My solution is pretty much involved, and I don't consider it reliable at all. In order to validate my results I want to make some sanity checks.

1. If my solution is correct, plugging $(4)$ inside the final expressions of $a,b,\theta$ must give an identity. The problem is that this operations are not straightforwad.
2. The diagonalizing matrix $D$ is redundant, in the sense that there are multiple ways to compute the trigonometric parameters.

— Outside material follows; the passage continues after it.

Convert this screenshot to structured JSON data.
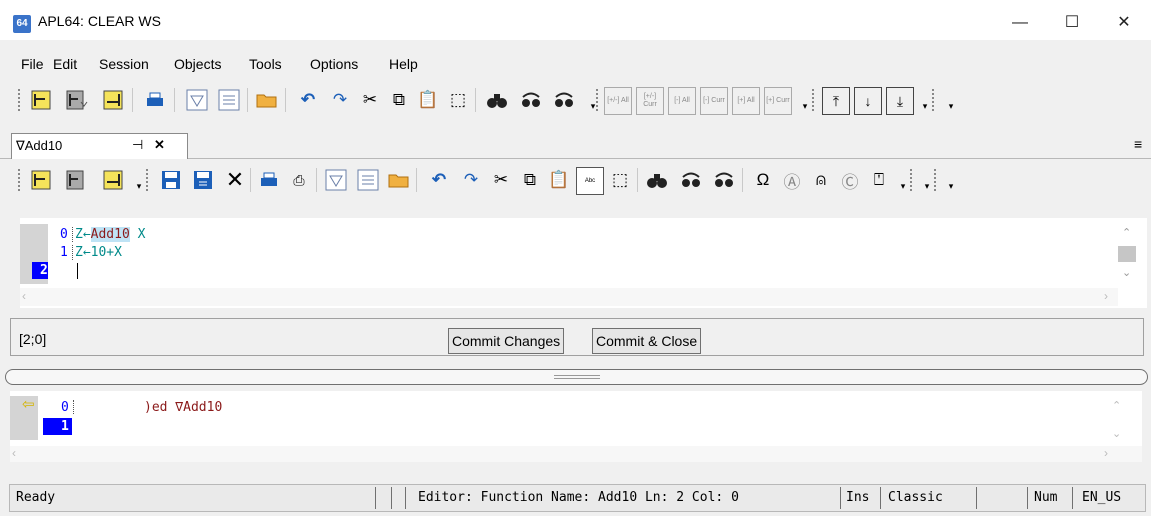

Here the sanity checks are the following: is it true that $D_{11}=D_{22}$, $D_{21}=-D_{12}$? Once again, here the computations are not straightforward.

Observation

For what concern the sanity check about the proposed solutions for $a,b$, it should be noted that, since $M_1+M_2=a^2+b^2$, if everything is ok it must be \begin{equation*} \sqrt{(M_1+M_2)^2-4(M_1M_2-M_{12}^2)}=a^2-b^2 \end{equation*} or, equivalently, \begin{equation*} M_1M_2-M_{12}^2 = a^2b^2 \end{equation*} According to my solution, is this relation true?

Questions

1. Is there any chance to solve $(4)$ with a simpler strategy than the one proposed by me?
2. How can I verify the sanity checks?
3. Does it make sense the idea to diagonalize $M$?